O que o Copom decidiu e o que diz o comunicado

A Selic é o principal instrumento do Banco Central para manter sob controle a inflação oficial, medida pelo IPCA. De junho de 2025 a março deste ano, a taxa ficou em 15% ao ano, o maior nível em quase 20 anos. O Copom voltou a cortar os juros em abril, em um cenário de queda da inflação.

O comunicado afirma que o conjunto de indicadores divulgados desde a reunião anterior mostra moderação gradual da atividade econômica, principalmente em setores mais cíclicos, embora ainda em patamar resiliente, e mercado de trabalho aquecido. A inflação cheia e a média das medidas subjacentes desaceleraram, situando-se abaixo do limite superior do intervalo de tolerância, porém ainda acima da meta.

A reunião ocorreu com o Copom desfalcado: o mandato dos diretores de Organização do Sistema Financeiro, Renato Gomes, e de Política Econômica, Diego Guillen, expirou no fim de 2025, e o presidente Luiz Inácio Lula da Silva ainda não encaminhou as indicações dos substitutos ao Congresso Nacional.

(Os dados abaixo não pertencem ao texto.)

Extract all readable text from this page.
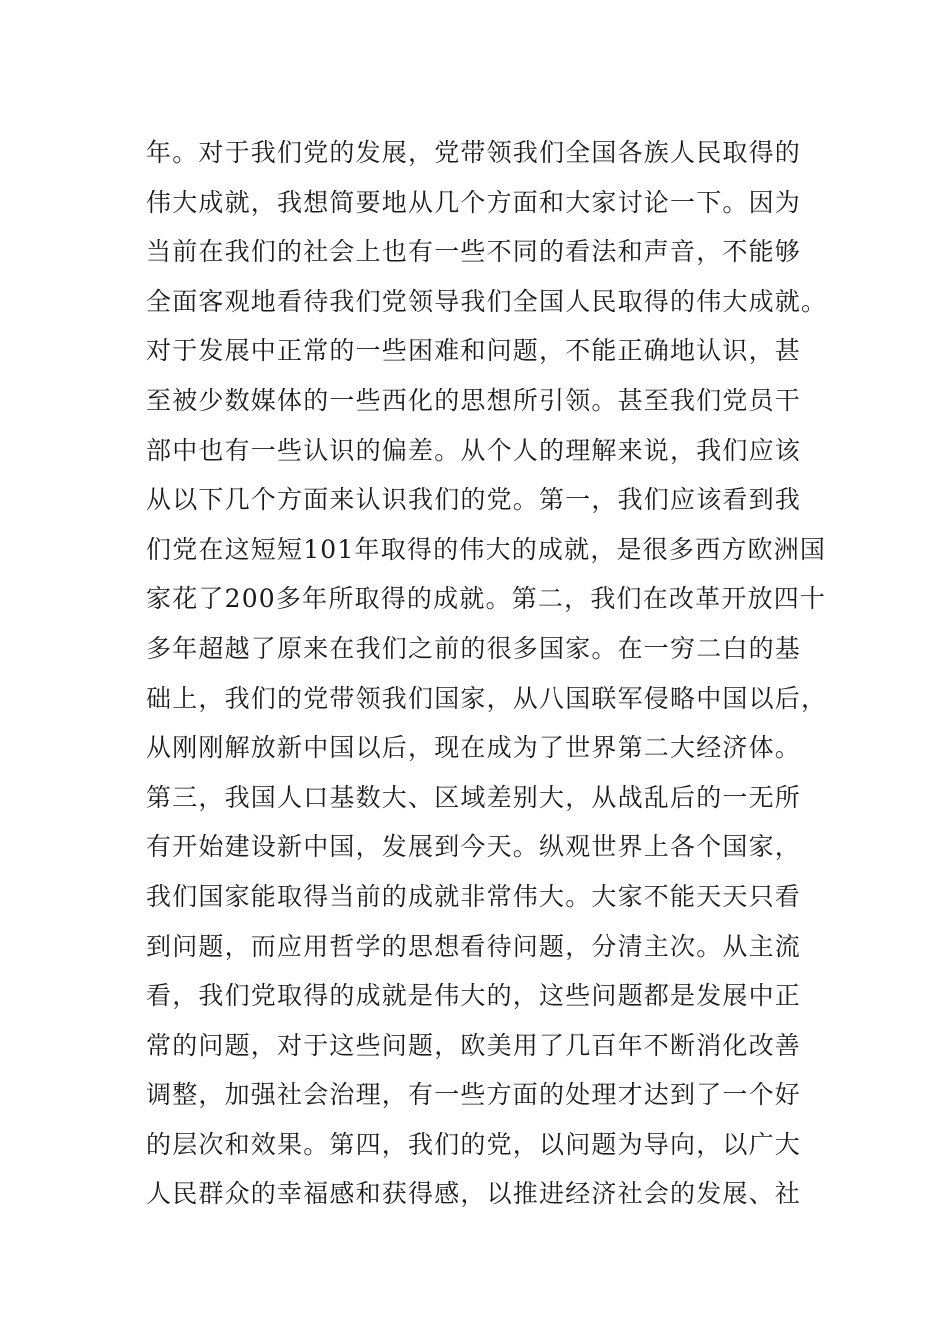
年。对于我们党的发展，党带领我们全国各族人民取得的
伟大成就，我想简要地从几个方面和大家讨论一下。因为
当前在我们的社会上也有一些不同的看法和声音，不能够
全面客观地看待我们党领导我们全国人民取得的伟大成就。
对于发展中正常的一些困难和问题，不能正确地认识，甚
至被少数媒体的一些西化的思想所引领。甚至我们党员干
部中也有一些认识的偏差。从个人的理解来说，我们应该
从以下几个方面来认识我们的党。第一，我们应该看到我
们党在这短短101年取得的伟大的成就，是很多西方欧洲国
家花了200多年所取得的成就。第二，我们在改革开放四十
多年超越了原来在我们之前的很多国家。在一穷二白的基
础上，我们的党带领我们国家，从八国联军侵略中国以后，
从刚刚解放新中国以后，现在成为了世界第二大经济体。
第三，我国人口基数大、区域差别大，从战乱后的一无所
有开始建设新中国，发展到今天。纵观世界上各个国家，
我们国家能取得当前的成就非常伟大。大家不能天天只看
到问题，而应用哲学的思想看待问题，分清主次。从主流
看，我们党取得的成就是伟大的，这些问题都是发展中正
常的问题，对于这些问题，欧美用了几百年不断消化改善
调整，加强社会治理，有一些方面的处理才达到了一个好
的层次和效果。第四，我们的党，以问题为导向，以广大
人民群众的幸福感和获得感，以推进经济社会的发展、社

Inflação, meta contínua e o que pesa sobre o crédito

Em agosto, o IPCA ficou negativo em 0,32%, o menor nível em quatro anos, beneficiado pelo bônus de Itaipu nas contas de luz. No acumulado de 12 meses, o índice recuou para 4,22%, contra 4,44% em julho. O preço dos alimentos também contribuiu, com queda de 0,34% no mês, mas o início do El Niño deverá encarecer a comida nos próximos meses.

Desde janeiro de 2025 vigora o sistema de meta contínua, com meta de 3% definida pelo Conselho Monetário Nacional e intervalo de tolerância de 1,5 ponto percentual para cima ou para baixo, ou seja, limite inferior de 1,5% e superior de 4,5%. A apuração passa a ser feita mês a mês, considerando a inflação acumulada em 12 meses.

No último Relatório de Política Monetária, divulgado no fim de junho, o BC elevou de 3,9% para 5,2% a previsão do IPCA em 2026, mas a estimativa será revista por causa da queda recente da inflação. A próxima edição sai no fim deste mês. No boletim Focus, o mercado projeta inflação de 4,9% no ano, acima do teto da meta, contra 3,95% antes do início da guerra no Oriente Médio. Para o PIB de 2026, o BC prevê 2%, enquanto o Focus aponta expansão de 1,89%.

Juros menores barateiam o crédito e estimulam a produção e o consumo. Em sentido oposto, dificultam o controle da inflação. Para cortar a Selic, a autoridade monetária precisa estar segura de que os preços estão sob controle e não correm risco de subir.